- Born: Kyiv
- Education: Taras Shevchenko National University of Kyiv,
- Occupations: Art historian, journalist, and public figure

= Oksana Semenik =

Ukrainian art historian, journalist, and public figure

Oksana Oleksiyivna Semenik (Оксана Олексіївна Семенік) is a Ukrainian art historian, journalist, and public figure. She is known for her initiative to "decolonize" Ukrainian art in global museums and for popularizing the work of Ukrainian artists.

==Early life and education==
Semenik was born in Kyiv.

She attended the "Yun-Pres" youth journalism club at the Kyiv Palace of Children and Youth. After graduating from Taras Shevchenko National University of Kyiv, she obtained a degree as a Spanish translator, and she studied art history at the Faculty of History of Taras Shevchenko National University of Kyiv and at Rutgers University (New Jersey, U.S.). In 2022, while studying in the US, she interned at the Zimmerli Museum.

==Career and research==
In 2023, she was a non-resident fellow at the Munk School at the University of Toronto. Since 2024, she has been a researcher at the Ukrainian Museum in New York City.

She is active in journalism, having published articles on culture and art for various publications, including "Ukrainska Pravda", "LB.ua", "Korydor", "Vogue Ukraine", and "Chytomo".

She conducts research on 20th-century Ukrainian art and the Chornobyl disaster in art. She co-curated two exhibitions: "Colori Splenti" (2024, Milan, Italy; with Ilona Demchenko) and "Village to Modern" (2025, The Ukrainian Museum, New York, with Peter Doroshenko). She is a co-author of the books "Telegraf. Volia" (2023), "Alla Horska", "Oleksandra Ekster. The Stage is the World" (both 2024), "Tatlin: Kyiv", "Village to Modern" (both 2025), and the catalog "Maria Prymachenko. Slava Ukraini" (2023). Author of the book "Maria Prymachenko Bez Mifiv" (2025).

From November 2023, Semenik has been the author and host of the radio program "Ukrainian Art in Names" on "Radio Kultura", where she talks about the lives and works of prominent Ukrainian artists. Her work focuses on popularizing Ukrainian culture and fighting against Russian cultural imperialism. In July 2024, she launched the podcast "Our Art" on the same radio station.

She gained the most popularity for her campaign to "decolonize" Ukrainian art in global museum collections.
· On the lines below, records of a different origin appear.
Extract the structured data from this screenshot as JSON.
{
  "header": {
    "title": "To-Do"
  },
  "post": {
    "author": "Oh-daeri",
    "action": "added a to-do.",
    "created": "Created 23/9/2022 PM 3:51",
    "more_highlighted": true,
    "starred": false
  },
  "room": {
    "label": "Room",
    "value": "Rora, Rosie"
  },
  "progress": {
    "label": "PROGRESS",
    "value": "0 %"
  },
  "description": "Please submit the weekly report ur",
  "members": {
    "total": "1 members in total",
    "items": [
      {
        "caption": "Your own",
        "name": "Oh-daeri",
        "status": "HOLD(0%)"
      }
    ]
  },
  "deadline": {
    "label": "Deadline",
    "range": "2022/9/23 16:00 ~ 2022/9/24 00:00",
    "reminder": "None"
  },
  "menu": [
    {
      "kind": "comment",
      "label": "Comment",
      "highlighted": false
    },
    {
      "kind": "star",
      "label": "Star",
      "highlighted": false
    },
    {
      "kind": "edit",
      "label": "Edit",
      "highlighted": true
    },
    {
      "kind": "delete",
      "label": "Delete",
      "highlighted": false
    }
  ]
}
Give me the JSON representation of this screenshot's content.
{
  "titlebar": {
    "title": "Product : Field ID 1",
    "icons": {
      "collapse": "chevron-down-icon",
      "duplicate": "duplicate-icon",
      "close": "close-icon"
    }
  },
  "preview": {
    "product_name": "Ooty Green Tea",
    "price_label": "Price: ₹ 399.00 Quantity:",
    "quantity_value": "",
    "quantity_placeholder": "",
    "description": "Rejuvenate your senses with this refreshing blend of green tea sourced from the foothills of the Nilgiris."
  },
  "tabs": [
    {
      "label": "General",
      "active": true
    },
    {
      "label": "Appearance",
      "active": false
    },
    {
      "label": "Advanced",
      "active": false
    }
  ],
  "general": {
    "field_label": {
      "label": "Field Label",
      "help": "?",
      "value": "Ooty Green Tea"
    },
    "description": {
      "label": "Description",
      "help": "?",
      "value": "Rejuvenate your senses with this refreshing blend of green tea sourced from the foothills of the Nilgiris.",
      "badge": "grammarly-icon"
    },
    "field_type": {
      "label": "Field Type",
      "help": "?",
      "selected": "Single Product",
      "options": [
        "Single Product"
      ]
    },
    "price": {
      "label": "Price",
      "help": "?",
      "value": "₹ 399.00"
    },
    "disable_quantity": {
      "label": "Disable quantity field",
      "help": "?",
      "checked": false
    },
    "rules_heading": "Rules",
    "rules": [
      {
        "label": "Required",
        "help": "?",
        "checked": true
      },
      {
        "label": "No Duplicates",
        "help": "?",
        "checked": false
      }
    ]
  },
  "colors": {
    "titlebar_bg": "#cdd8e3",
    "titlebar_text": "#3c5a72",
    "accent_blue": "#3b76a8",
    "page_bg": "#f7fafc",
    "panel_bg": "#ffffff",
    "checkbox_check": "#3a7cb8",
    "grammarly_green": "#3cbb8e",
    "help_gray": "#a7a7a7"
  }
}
She initiated this campaign in 2022. The campaign's goal was to persuade international museums to rename the works of Ukrainian artists that had long been labeled as "Russian". The main platform for communication was her English-language Twitter account "Ukrainian Art History", where she posted historical and biographical information about Ukrainian artists. The American historian Timothy Snyder follows her posts.

Together with Oleksandra Kovalchuk from the Odesa Art Museum and culturologist Mariam Naiem, she succeeded in getting several leading museums worldwide to correct the labels under paintings, including:
- The Metropolitan Museum of Art in New York recognized Ilya Repin and Arkhip Kuindzhi as Ukrainian artists, and the artist Ivan Aivazovsky as an Armenian artist.
- The Los Angeles County Museum of Art (LACMA) changed the labeling of Aivazovsky's work.
- The Brooklyn Museum renamed Repin's painting "Winter Scene in Ukraine" according to its true place of creation.
- The Metropolitan Museum and the National Gallery in London renamed Edgar Degas' ballerinas from "Russian dancers" to "dancers in traditional Ukrainian folk dress".